J’avais un peu laissé tomber Spider-Man, après le sommet qu’a été la prestation de Dan Slott. J’avais lu les trois premiers recueils de la période Nick Spencer, mais j’avais trouvé que ça démarrait lentement (mais j’ai apprécié les références aux périodes Ditko et Mantlo, ingénieuse utilisation de la continuité…). Récemment, j’ai trouvé le recueil « Hunted », quatrième de la série, et je m’y suis remis.
Je trouve vraiment plein de qualités à cette histoire (sur laquelle Ryan Ottley n’intervient que peu, ce qui ne gâche rien). Je retrouve le goût de Spencer pour les références à l’actualité, et j’apprécie beaucoup de voir les indices disséminés précédemment, depuis les débuts de la série, porter leurs fruits, à l’occasion d’une grosse saga bien musclée. Ça flatte l’amateur de feuilleton et surtout ça compense les démarrages un peu lents et hésitants des épisodes passés.

C’est donc une histoire de chasse à l’homme. Kraven, allié à Arcade, fait capturer par ces deux idiots utiles que sont Taskmaster et Black Ant des super-vilains à motifs d’animaux (et notre héros arachnéen au milieu, bien sûr) afin de les livrer à des nantis qui cherchent le grand frisson. Spencer se frotte ici au motif visuel de l’animal, qui court sur l’ensemble de l’univers Spidey, et c’est nettement plus intéressant et simple et fluide que les délires totémiques de JMS. Il y a quelque chose d’évident à ce traitement.
La saga proprement dite est enrichie d’épisodes complémentaires, suffixés « HU », qui s’intéressent aux super-vilains capturés. Le portrait du Lizard ou du Vulture est intéressant (sans compter le sympathique chapitre dédié à Black Cat), mais l’épisode exceptionnel concerne le Gibbon, empli d’empathie pour ce personnage secondaire tragique. C’est peut-être pas aussi fort que la mort de Johnny Guitar dans The Initiative, mais c’est une très belle réussite, avec un Ken Lashley inspiré.
Kraven lui-même retrouve sa classe et son caractère hiératique. Toute la saga est construite en hommage à la désormais légendaire « Kraven’s Last Hunt », de DeMatteis et Zeck, l’équipe s’ingéniant à recopier ce qui avait été fait (Ramos reprend certains cadrages, le lettreur recopie les astuces de l’époque). Au-delà de l’hommage, cette saga « Hunted » peut-être lue comme une sorte de réparation, restituant à l’intrigue d’origine et à son protagoniste le lustre qu’ils méritent, et refaisant de Kraven ce personnage tourmenté, hanté par la jalousie et les pulsions suicidaires. Un peu comme si Spencer redressait les torts commis par l’éditorial.

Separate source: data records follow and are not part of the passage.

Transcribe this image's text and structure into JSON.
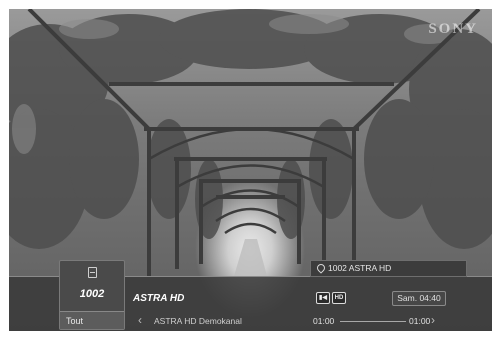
{
  "brand": "SONY",
  "channel": {
    "number": "1002",
    "list_filter": "Tout",
    "name": "ASTRA HD",
    "list_icon": "list-icon"
  },
  "program_tag": {
    "icon": "location-pin-icon",
    "label": "1002 ASTRA HD"
  },
  "badges": [
    {
      "icon": "subtitle-icon",
      "text": "▮◀"
    },
    {
      "icon": "hd-icon",
      "text": "HD"
    }
  ],
  "datetime": "Sam. 04:40",
  "event": {
    "title": "ASTRA HD Demokanal",
    "start": "01:00",
    "end": "01:00",
    "progress": 0
  },
  "nav": {
    "prev_icon": "chevron-left-icon",
    "next_icon": "chevron-right-icon"
  }
}
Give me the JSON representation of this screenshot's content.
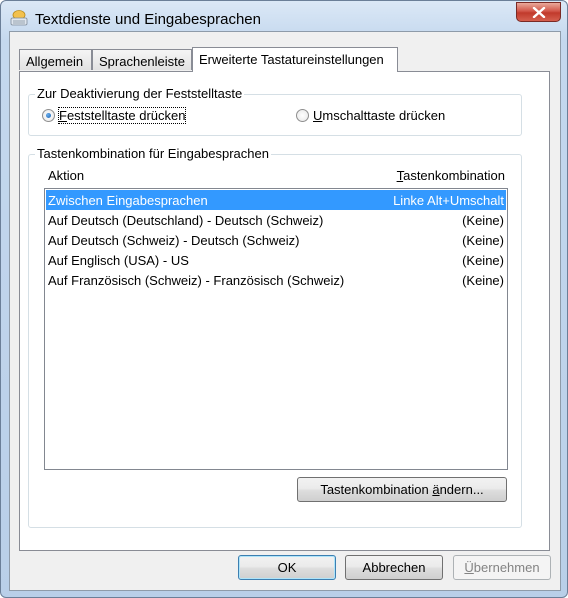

J’apprécie aussi également le rôle joué par Arcade, qui trouve ici une certaine épaisseur, participe aussi au concours de trahisons dans ce qui s’apparente à une énième « guerre des super-vilains », et occupe aussi la fonction de « chœur antique », commentant l’intrigue quasiment de façon métatextuelle. Belle utilisation par Spencer, qui éclaire la note d’intention et l’hommage rendu.
Alors certes, la tonalité est un peu plus sérieuse que dans les trois recueils précédents, mais cela fait écho au projet éditorial ainsi que la tension vécue par Spidey, poussé dans ses retranchements. C’est aussi à mes yeux la saga qui me donne l’impression que Spencer sait où il va. On sentait déjà que les choses se précisaient, mais cette fois on a vraiment l’impression que la série décolle.